Denn ich krieg einen Briefbeschwerer, Festspaß ist dann futsch,

    Und handbemalte Nadelsets und Knopfhalter im Paar

Und Glückwünsche zu Neujahr, einen rauschhaft guten Rutsch

    Und eine Luxusausgabe der »Rubaiyat«, echt rar.

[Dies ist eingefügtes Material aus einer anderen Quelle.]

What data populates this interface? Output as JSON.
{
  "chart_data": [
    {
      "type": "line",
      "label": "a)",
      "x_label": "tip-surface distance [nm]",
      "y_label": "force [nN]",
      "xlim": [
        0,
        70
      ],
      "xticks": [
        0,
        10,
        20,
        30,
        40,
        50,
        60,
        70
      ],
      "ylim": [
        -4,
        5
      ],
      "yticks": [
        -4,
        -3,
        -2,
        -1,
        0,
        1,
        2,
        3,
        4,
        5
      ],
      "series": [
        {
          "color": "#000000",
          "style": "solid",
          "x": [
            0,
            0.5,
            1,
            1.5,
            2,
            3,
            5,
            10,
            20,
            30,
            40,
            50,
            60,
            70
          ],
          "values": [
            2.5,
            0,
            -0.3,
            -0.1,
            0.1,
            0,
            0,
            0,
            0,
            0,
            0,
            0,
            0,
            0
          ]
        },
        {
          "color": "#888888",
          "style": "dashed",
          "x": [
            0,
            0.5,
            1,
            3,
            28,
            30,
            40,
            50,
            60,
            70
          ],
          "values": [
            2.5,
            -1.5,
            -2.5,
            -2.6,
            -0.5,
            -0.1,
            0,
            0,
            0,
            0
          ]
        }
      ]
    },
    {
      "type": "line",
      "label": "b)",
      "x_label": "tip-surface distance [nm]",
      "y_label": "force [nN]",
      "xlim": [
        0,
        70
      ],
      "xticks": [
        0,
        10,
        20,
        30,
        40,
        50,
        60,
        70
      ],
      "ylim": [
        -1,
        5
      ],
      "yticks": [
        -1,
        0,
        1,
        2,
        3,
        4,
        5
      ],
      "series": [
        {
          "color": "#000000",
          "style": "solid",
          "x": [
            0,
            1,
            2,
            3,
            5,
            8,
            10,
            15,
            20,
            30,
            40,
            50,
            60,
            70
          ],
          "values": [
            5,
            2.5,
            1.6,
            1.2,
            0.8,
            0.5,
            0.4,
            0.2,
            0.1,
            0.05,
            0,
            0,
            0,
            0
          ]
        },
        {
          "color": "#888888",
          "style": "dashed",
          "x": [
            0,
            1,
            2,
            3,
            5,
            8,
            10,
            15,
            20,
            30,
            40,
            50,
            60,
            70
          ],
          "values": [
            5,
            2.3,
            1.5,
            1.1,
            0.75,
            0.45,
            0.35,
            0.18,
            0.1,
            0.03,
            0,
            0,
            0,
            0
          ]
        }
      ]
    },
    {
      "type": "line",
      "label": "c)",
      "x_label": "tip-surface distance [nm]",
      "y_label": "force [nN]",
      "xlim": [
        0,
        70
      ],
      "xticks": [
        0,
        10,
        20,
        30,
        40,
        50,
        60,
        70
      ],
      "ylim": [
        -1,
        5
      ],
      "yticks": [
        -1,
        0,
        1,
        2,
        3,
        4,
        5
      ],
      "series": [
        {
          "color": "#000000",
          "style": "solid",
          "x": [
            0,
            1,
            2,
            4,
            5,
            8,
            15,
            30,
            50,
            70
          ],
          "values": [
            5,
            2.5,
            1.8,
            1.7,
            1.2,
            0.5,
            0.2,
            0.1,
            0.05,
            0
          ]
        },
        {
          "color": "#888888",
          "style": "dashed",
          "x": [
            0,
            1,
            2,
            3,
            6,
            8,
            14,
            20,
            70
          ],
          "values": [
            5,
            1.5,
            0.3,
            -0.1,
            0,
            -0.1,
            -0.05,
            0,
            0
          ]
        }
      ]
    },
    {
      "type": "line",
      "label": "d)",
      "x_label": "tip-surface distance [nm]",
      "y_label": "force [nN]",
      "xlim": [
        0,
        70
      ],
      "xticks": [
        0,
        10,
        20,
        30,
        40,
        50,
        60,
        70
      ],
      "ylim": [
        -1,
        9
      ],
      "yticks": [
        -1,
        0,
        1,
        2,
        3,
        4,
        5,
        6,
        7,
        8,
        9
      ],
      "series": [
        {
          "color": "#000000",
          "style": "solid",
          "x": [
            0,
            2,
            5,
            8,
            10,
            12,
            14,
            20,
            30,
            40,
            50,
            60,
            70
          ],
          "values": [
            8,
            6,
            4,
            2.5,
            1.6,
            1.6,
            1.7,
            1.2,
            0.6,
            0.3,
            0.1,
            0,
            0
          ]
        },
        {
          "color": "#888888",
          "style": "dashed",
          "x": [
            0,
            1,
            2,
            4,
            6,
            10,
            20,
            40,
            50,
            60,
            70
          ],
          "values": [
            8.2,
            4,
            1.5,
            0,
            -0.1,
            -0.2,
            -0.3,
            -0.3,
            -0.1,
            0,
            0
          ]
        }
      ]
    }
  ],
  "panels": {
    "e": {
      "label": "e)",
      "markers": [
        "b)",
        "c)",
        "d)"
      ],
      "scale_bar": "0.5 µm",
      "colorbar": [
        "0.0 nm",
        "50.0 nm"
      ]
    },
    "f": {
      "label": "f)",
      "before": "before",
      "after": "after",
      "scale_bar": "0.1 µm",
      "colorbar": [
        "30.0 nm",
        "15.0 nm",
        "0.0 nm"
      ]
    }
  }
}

Ich hab von Leuten oft gehört

    (Ich hielt es erst für reinen Mist),

Die schon das Geben selbst betört,

    Weil’s teurer als das Nehmen ist.

Am Weihnachtstage schenken sie

    Renditestarke Aktien,

Auch Autos, Perlen, Dernier Cri –

    Ganz nützliche Lappalien.

Mein Gabentisch ist nicht so cool,

    Und doch lob ich Freigebigkeit.

Ich kenn den Kick des Schenkens – Jul

    Beruht auf Gegenseitigkeit.

Ich schenk dir drum ’nen Wäschesack für Menschen mit Geschmack

    Und einen Zahnputzbecher mit echt witzigem Design

Und zeitnah viele Wünsche für den flotten Weihnachtstag

    Und ein quietschbuntes Exemplar vom »Old Sweetheart of Mine«.

Unbezwungen

Fern bin ich aller Vollkommenheit,

    Fehler und Mängel hab ich wie Tier,

Aber ich poch auf Gerechtigkeit.

    Bin ich einst tot, dann denk dies von mir:

Auch wenn ich »Boah ey« im Wortschatz hab,

    Auch wenn »nach Aldi« als Witz ich bring,

Auch wenn ich gern »Lass uns gehn« verklapp,

    Auch wenn ich gern »Wenn du wüsstest« sing –

Ist auch mein Ruf längst schon ruiniert,

    Eins gib mir zu, und dann sind wir quitt;

Denk dran, noch nie hab ich ungeniert

    Dich gefragt: »Na, alles fit im Schritt?«

»Was könnte schöner sein?«, schwärm ich hier;

    »Das kannst du laut sagen«, halt ich fest;

Zeugen zufolge hört man von mir

    »So sieht’s doch aus«, wenn ich sehr gestresst.